Le voci, i volti di Sagou Mor e Mbengue Cheik ci guidano in questo abisso di cui si fa voce e corpo narrante Mohamed Ba, 50 anni, senegalese come loro. Ba è un griot, è «colui che ha il dono della parola e tramanda le memoria del gruppo». È poeta e cantastorie, attore, educatore, mediatore. Un musulmano che crede nella diversità come ricchezza, nella tolleranza. E che, in una scuola di Sesto san Giovanni dove è chiamato a trasmettere ai bambini gli anticorpi che li difenderanno dalla peste del razzismo, smonta con un sorriso la provocazione di una maestra che gli fa ascoltare la suoneria scelta per il suo cellulare, Faccetta nera.
Che crede negli esseri umani, nella forza di ciò che li rende uguali, almeno fino a quando, anche lui, non è vittima, nel centro di Milano, di una coltellata vigliacca che il 31 maggio del 2009 vorrebbe ucciderlo insieme a quello in cui crede e per cui si batte. Una coltellata inferta da una mano bianca ma su cui nessuno riterrà di dover indagare, liquidata come faccenda tra “balordi” e diversi.

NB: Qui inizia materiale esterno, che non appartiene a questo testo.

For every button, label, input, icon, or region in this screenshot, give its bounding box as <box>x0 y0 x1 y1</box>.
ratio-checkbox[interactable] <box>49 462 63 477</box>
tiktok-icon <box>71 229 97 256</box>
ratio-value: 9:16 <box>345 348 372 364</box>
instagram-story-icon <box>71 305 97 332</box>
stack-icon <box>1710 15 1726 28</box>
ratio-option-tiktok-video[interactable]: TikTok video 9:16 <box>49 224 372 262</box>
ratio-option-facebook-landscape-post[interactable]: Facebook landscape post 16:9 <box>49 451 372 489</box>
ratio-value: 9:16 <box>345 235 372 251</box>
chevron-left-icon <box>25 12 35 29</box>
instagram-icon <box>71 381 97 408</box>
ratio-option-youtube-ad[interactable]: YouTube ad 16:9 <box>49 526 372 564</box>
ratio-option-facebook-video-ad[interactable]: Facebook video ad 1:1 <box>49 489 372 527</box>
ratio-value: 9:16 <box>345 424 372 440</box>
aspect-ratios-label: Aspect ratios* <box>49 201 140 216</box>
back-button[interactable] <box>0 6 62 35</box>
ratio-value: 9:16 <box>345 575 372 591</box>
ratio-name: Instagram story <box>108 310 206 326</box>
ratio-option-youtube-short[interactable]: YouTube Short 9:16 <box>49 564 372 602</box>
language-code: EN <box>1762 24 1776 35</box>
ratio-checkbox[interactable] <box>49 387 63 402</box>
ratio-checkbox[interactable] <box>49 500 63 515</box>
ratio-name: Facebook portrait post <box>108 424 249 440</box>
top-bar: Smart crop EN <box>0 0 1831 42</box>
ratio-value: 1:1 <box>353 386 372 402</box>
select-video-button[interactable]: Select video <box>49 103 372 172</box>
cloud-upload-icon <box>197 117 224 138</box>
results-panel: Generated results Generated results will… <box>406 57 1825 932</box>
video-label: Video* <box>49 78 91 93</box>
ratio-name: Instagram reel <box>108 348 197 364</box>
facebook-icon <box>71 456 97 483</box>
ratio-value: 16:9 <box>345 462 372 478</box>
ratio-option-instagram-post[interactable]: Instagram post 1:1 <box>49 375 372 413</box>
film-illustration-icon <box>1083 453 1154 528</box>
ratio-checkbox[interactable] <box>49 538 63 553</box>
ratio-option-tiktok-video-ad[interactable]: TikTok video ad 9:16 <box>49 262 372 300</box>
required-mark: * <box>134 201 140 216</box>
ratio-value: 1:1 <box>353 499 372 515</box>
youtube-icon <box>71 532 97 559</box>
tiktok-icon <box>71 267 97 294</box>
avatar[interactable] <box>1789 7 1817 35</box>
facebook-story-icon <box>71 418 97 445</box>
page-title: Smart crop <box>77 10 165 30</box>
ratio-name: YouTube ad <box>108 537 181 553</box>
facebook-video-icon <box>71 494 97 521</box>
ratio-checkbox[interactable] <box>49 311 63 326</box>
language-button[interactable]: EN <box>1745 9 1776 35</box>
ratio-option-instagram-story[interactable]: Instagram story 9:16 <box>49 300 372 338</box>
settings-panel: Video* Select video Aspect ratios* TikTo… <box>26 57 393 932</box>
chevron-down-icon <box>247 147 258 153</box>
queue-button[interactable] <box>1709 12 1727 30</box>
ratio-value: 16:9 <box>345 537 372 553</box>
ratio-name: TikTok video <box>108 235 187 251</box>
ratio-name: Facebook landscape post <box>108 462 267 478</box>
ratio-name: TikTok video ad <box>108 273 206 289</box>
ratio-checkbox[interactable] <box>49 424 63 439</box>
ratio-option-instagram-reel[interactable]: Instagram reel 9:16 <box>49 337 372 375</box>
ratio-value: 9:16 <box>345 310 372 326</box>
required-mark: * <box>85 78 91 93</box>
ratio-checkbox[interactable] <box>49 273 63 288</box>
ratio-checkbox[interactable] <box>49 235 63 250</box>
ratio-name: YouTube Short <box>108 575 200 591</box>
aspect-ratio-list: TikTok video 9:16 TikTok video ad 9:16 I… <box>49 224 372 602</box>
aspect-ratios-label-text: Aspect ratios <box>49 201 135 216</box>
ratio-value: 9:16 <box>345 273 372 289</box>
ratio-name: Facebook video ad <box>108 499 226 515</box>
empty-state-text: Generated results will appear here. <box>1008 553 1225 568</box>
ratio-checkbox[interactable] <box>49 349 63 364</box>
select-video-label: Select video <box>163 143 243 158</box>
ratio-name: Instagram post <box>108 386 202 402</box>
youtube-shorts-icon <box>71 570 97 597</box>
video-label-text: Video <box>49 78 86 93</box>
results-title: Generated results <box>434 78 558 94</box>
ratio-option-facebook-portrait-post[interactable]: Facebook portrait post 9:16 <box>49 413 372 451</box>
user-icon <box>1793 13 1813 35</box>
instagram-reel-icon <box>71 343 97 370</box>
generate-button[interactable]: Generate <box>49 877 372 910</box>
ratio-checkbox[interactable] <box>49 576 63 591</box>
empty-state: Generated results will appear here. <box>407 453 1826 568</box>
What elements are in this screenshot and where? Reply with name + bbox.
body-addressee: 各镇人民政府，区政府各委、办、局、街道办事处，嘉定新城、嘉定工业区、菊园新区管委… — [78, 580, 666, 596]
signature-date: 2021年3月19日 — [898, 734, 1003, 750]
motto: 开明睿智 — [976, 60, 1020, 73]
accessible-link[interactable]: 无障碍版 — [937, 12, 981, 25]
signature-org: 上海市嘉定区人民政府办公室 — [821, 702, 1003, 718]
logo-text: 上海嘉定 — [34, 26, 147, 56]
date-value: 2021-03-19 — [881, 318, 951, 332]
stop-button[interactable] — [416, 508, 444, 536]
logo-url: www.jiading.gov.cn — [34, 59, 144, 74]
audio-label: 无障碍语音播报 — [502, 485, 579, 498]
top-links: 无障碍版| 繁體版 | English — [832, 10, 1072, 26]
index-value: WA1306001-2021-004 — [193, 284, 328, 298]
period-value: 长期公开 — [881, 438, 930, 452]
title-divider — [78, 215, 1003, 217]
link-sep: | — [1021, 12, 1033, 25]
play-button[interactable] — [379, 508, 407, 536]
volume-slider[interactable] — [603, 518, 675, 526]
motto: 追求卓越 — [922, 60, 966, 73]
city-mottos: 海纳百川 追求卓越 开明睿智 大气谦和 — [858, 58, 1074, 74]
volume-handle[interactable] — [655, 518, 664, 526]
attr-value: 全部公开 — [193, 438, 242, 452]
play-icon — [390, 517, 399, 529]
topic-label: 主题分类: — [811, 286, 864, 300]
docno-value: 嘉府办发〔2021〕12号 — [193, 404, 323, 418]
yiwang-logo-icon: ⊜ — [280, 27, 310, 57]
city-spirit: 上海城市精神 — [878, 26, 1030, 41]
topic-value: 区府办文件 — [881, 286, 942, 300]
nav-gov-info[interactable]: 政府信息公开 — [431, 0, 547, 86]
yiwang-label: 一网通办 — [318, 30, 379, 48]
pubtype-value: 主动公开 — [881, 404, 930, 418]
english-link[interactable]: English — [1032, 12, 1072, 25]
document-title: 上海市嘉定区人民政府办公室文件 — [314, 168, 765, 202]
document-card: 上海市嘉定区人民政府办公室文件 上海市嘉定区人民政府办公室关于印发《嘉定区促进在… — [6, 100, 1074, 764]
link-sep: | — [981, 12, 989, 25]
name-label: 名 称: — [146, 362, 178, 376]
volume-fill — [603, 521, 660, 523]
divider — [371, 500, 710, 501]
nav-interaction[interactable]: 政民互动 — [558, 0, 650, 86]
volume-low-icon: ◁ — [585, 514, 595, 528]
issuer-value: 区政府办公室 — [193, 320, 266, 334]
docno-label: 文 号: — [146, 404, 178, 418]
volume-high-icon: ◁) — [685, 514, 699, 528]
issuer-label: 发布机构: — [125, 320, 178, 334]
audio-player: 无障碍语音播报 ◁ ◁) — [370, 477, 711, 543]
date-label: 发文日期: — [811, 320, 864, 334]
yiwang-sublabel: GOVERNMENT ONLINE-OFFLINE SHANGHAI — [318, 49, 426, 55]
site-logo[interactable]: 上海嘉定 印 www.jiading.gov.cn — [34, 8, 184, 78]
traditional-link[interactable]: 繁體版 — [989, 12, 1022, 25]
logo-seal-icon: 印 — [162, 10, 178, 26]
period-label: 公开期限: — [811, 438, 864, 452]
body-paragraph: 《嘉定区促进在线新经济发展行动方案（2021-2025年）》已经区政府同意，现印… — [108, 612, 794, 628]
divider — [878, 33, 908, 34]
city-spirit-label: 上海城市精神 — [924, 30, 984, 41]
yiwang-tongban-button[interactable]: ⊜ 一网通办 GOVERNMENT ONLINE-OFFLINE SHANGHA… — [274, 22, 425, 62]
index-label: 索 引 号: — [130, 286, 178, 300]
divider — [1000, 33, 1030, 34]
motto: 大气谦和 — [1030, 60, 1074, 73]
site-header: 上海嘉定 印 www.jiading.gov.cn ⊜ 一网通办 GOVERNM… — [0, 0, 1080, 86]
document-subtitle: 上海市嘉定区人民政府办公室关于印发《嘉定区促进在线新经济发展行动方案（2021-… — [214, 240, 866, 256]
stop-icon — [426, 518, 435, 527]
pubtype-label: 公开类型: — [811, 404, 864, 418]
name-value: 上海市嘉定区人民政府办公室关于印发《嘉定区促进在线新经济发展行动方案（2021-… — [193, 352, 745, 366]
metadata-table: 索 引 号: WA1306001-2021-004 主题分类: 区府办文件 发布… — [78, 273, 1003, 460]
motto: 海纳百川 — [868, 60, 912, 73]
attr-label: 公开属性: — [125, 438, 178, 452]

«Ho conosciuto Ba nel 2010 — spiega Ymer — l’idea del film era cominciata con lui, costruita su di lui e sulla voglia di dare voce alle vittime che spesso decidono di non denunciare neanche la violenza di cui sono state oggetto. Perché questo significa una seconda umiliazione. Avevo cominciato le riprese nel 2011. Poi, è arrivata la strage del mercato di san Lorenzo, a Firenze. Allora io e Ba ci siamo fermati. Ho aspettato sei mesi. Il tempo della convalescenza di Mor e Cheik, necessario a costruire con loro un rapporto di fiducia e a convincerli del perché la storia del loro “dopo” andasse raccontata». Naturalmente non basta aver qualcosa da dire per poterlo fare. E in un Paese come il nostro questo vale ancora di più per il cinema migrante.
La storia della produzione di Va’ Pensiero diventa così l’altro capitolo della sfida. E dura 24 mesi. Per quanto low-budget sia il film (45 mila euro), per girare Dagmawi ha bisogno di fondi che non ha. Ma che non rinuncia a cercare. Nel 2011, il soggetto che ha scritto vince i 15 mila euro del premio “Mutti”, promosso dalla Cineteca di Bologna e dalle associazioni “Officina Cinema Sud-Est” e “Amici di Giana”, l’unico premio di produzione in Italia per il cinema migrante. Un primo passo per colmare il vuoto di contributi pubblici che esistono in altri paesi dell’Unione come Inghilterra (con l’”Arts Council” e gli investimenti di canali come Channel 4) e Germania (ZDF). Tuttavia un passo non ancora sufficiente. Arriva così il sostegno della Fondazione lettera27 e quello dell’Open Society Foundations di Soros. Fino a quello decisivo dell’Archivio delle Memorie Migranti, una piccola associazione battezzata due anni fa dall’africanista Alessandro Triulzi. Arrivano l’impegno nel montaggio di Lizi Gelber (produttrice associata del meraviglioso documentario di Jonathan Demme The Agronomist) e quello nella colonna sonora del sassofonista romano Nicola Alesini, del griot senegalese Madya Diebaté, di Veronica Marchi (Targa Tenco nel 2005), che ha reinventato l’aria di Verdi che dà il titolo al film.
Ora, a Va’ Pensiero mancano solo il pubblico e una distribuzione che non lo renda un racconto clandestino.